Rating: Summary: orchidelirium, new yorker style Review: The Orchid Thief, by Susan Orleans, discusses the case of John Laroche, a Florida man who was obsessed with orchids. Laroche took protected orchids out of the Fakahatchee Strand, an area of swamp in Florida. Orleans got to know Laroche and other orchid obsessives, and it's an interesting account of their world. Various shonky companies were responsible for the Florida land booms (and busts) which were the prelude to the govt's acquisition of the land of the Fakahatchee Strand. Plots of land were neatly subdivided but never inhabited, and perhaps the most compelling description, for me, was of the curious occurence of desolate suburban streets, complete with street signs, that cut through the wild landscape: a town with neither inhabitants nor homes, but streets maintained by an anonymous individual dubbed the "ghost grader." There was just a *little* too much detailed description of the "amazing" Florida landscape for my liking, and of Orleans' personal distate when confronted with swamp; you feel like she's just trying to capture how icky it is, but after a while there's a bit of a "so what? it's swamp" effect. Her disappointment that she couldn't buy a diet soda at one remote store fails to pluck at your heartstrings (or mine, anyway). But she does give a really compelling history of the so-called orchidelirium that gripped the Victorians, of rather astounding orchid-collecting expeditions across the tropics, and of the orchid subculture. Orleans describes Florida as a state under siege -- from water,from plunderers, from wild foliage. I enjoyed this book -- Orleans writes for the New Yorker, and it's like a New Yorker article that never ends, which is my idea of reading heaven.

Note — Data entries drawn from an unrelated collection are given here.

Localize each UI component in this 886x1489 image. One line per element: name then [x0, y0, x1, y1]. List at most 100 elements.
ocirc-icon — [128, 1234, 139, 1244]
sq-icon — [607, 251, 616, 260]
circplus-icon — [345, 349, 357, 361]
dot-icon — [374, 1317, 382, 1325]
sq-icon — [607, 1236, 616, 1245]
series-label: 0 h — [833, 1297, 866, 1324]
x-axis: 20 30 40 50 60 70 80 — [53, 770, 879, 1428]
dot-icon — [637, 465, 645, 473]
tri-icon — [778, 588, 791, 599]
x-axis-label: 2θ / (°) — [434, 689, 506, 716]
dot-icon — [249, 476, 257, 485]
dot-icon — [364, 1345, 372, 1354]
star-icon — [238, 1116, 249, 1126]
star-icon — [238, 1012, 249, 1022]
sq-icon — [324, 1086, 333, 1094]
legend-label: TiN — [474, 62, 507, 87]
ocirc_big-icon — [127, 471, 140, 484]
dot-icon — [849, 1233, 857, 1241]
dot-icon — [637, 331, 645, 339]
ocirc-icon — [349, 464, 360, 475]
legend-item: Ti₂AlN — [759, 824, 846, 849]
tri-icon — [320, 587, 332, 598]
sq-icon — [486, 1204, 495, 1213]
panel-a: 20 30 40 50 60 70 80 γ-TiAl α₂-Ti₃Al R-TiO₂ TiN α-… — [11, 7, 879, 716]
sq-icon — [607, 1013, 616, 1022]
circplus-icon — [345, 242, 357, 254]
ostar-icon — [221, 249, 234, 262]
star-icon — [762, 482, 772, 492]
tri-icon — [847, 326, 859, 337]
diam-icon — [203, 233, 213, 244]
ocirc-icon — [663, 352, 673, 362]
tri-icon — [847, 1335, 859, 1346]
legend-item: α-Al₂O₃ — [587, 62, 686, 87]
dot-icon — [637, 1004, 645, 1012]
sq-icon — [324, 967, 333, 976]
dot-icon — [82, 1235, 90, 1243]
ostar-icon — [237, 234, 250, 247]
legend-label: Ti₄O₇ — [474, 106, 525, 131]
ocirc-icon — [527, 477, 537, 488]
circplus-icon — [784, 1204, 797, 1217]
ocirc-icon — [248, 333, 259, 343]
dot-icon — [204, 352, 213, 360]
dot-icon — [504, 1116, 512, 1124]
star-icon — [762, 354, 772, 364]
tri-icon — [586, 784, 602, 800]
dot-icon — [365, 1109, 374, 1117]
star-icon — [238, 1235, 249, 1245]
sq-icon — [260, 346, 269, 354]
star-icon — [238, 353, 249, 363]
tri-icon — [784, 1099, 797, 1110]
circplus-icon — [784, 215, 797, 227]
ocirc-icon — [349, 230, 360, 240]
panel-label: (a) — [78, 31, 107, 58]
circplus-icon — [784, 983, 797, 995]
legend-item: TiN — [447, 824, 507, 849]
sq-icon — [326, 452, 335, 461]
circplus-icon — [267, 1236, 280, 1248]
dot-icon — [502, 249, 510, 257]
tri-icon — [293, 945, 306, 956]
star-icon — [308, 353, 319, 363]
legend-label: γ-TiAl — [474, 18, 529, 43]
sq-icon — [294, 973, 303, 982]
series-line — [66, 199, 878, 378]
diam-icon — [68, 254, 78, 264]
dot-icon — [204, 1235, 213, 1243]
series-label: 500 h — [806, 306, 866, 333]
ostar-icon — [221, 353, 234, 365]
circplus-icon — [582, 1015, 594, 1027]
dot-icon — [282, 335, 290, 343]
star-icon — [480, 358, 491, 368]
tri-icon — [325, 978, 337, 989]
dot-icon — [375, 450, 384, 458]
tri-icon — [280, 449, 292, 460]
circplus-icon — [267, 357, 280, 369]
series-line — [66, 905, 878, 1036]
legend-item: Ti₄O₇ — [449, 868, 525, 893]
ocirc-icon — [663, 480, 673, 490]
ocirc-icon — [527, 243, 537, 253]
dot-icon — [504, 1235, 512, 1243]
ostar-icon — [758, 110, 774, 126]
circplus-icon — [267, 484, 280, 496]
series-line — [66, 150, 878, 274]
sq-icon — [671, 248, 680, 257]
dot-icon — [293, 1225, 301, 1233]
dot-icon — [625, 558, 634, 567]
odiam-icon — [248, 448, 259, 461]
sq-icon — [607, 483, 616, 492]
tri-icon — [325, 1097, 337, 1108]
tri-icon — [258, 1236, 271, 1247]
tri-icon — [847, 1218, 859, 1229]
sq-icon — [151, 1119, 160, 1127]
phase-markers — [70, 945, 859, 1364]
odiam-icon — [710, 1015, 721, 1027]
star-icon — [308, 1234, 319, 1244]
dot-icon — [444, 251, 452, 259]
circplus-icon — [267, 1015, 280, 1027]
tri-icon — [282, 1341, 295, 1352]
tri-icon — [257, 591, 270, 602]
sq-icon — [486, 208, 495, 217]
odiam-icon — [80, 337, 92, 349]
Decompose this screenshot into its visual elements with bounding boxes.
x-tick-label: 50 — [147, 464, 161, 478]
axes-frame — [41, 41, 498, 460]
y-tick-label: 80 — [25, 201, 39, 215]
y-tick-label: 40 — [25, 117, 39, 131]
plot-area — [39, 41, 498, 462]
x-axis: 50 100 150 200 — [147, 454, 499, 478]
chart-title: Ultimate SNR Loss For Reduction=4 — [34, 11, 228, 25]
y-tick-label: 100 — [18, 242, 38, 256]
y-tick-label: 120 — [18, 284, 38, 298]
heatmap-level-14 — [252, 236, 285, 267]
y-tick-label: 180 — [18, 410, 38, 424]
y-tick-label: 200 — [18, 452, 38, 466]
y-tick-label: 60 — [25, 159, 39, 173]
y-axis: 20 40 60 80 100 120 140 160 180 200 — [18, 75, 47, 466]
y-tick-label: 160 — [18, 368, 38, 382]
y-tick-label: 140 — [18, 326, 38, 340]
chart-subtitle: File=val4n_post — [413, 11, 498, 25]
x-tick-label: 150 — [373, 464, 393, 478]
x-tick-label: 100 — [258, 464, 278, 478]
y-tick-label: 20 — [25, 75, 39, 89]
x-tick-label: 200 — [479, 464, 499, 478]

Rating: Summary: Plenty of Facts and Figures, But All Orchids Aren't Pretty Review: After the first couple of pages I was definately into this book. I didn't know that there are no black orchids, and that it will take seven years before an orchid will flower. This is the most interesting nonfiction I've read so far this year. There is a black cloud however. The author inserts herself into the narrative as almost a counter to John Laroche, the man responsible for "stealing" ghost orchids from the Fakahatchee swamp. The two are different, really different, and it's apparent from the author's tone that she's uncomfortable with him. He's rude, smokes too much, doesn't exercise, etc. If only the author could have found a more redemptive light in which to display the man's shortcomings! I didn't really think that any of the portrayals she gave was reason enough to provoke the unfortunate characterization of John Laroche, a living man, in print. Rather the opposite, I began to dislike the author for being too uptight, too judgemental, jogging too regularly, etc. Is it possible to portray a character with some measure of realism without resorting to a comparison between subject and author?